Лицо Мадатова сморщилось, но он упрямо наклонил голову, словно набычился.
– Я, Новицкий, слышу, как кричит Петрос, Может быть, если закричат сотни этих сарбазов, их вопль заглушит тот единственный голос.
Сергей выпрямился.
– Одиннадцатый батальон не стоял под Шушой. Они обогнули горы и шли скорым маршем на Гянджу.
Мадатов покосился на него, но не стал спрашивать, откуда у Новицкого такие сведения. Он, как и многие в штабе Ермолова, уже успел привыкнуть к тому, что худощавый невысокий чиновник из канцелярии Рыхлевского знает все, что творится вокруг Кавказа. Если и не все, то многое.
– Значит, они невиновны?
– Они солдаты, но не убийцы. Во всяком случае, пока мы не доказали обратное.
– Стало быть, мы с тобой сделали правильно.

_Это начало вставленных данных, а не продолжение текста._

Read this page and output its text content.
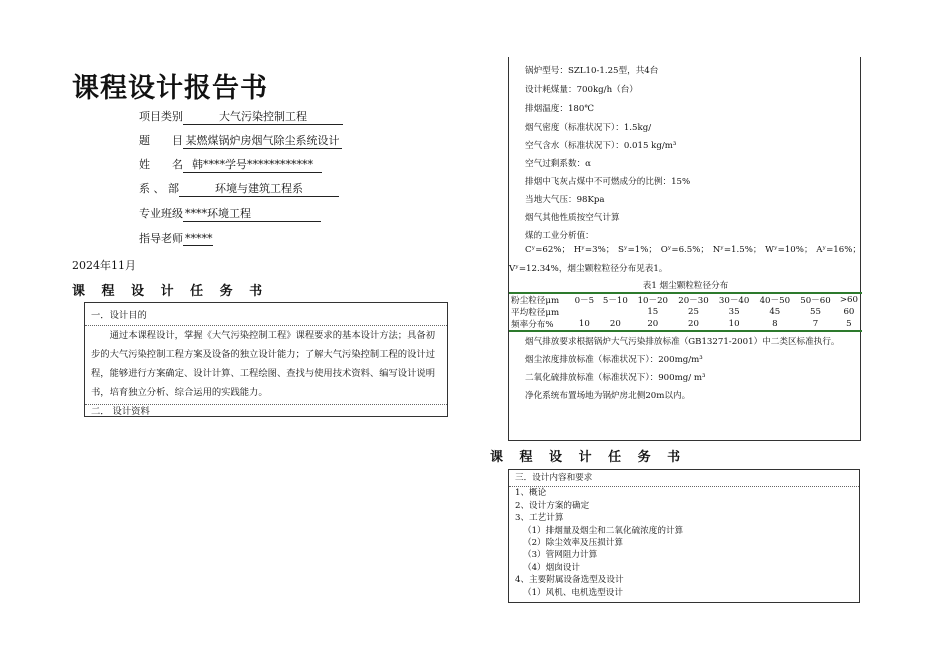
课程设计报告书
项目类别	大气污染控制工程
题　　目 某燃煤锅炉房烟气除尘系统设计
姓　　名 韩****学号************
系 、 部	环境与建筑工程系
专业班级 ****环境工程
指导老师 *****
2024年11月
课 程 设 计 任 务 书
一．设计目的
通过本课程设计，掌握《大气污染控制工程》课程要求的基本设计方法；具备初步的大气污染控制工程方案及设备的独立设计能力；了解大气污染控制工程的设计过程，能够进行方案确定、设计计算、工程绘图、查找与使用技术资料、编写设计说明书，培育独立分析、综合运用的实践能力。
二． 设计资料
锅炉型号：SZL10-1.25型，共4台
设计耗煤量：700kg/h（台）
排烟温度：180℃
烟气密度（标准状况下）：1.5kg/
空气含水（标准状况下）：0.015 kg/m³
空气过剩系数：α
排烟中飞灰占煤中不可燃成分的比例：15%
当地大气压：98Kpa
烟气其他性质按空气计算
煤的工业分析值：
Cʸ=62%； Hʸ=3%； Sʸ=1%； Oʸ=6.5%； Nʸ=1.5%； Wʸ=10%； Aʸ=16%；
Vʸ=12.34%，烟尘颗粒粒径分布见表1。
表1 烟尘颗粒粒径分布
粉尘粒径μm	0－5	5－10	10－20	20－30	30－40	40－50	50－60	>60
平均粒径μm			15	25	35	45	55	60
频率分布%	10	20	20	20	10	8	7	5
烟气排放要求根据锅炉大气污染排放标准（GB13271-2001）中二类区标准执行。
烟尘浓度排放标准（标准状况下）：200mg/m³
二氧化硫排放标准（标准状况下）：900mg/ m³
净化系统布置场地为锅炉房北侧20m以内。
课 程 设 计 任 务 书
三．设计内容和要求
1、概论
2、设计方案的确定
3、工艺计算
（1）排烟量及烟尘和二氧化硫浓度的计算
（2）除尘效率及压损计算
（3）管网阻力计算
（4）烟囱设计
4、主要附属设备选型及设计
（1）风机、电机选型设计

Мадатов потер пальцами горло, показывая, что утомлен разговором, откашлялся и толкнул вороного вперед, туда, где майор Клюки фон Клюгенау уже беседовал с командиром персидского батальона.
Рыжая лошадь Новицкого также переступила ногами, но Сергей удержал животное. Он смотрел в спину удаляющегося генерал-майора и размышлял над тем, как забавно и непросто проложен наш путь в этом мире. Полководец, увлекший за собой полковые колонны в яростную и жестокую штыковую атаку, через несколько часов рискует собственной жизнью, чтобы оставить в живых какое-то количество солдат им же разбитой армии. А потом неожиданно задается вопросом: не лучше ли вырезать их всех поголовно?
Он, Новицкий, никогда бы не смог отдать такой страшный приказ. Но он, Новицкий, никогда бы по собственной воле и не решился бы подняться к сотням разъяренных сарбазов. Даже под белым флагом.
– Об этом, Сергей Александрович, мы подумаем после, – сказал он себе. – А пока война не закончена, не время разрешать моральные антиномии.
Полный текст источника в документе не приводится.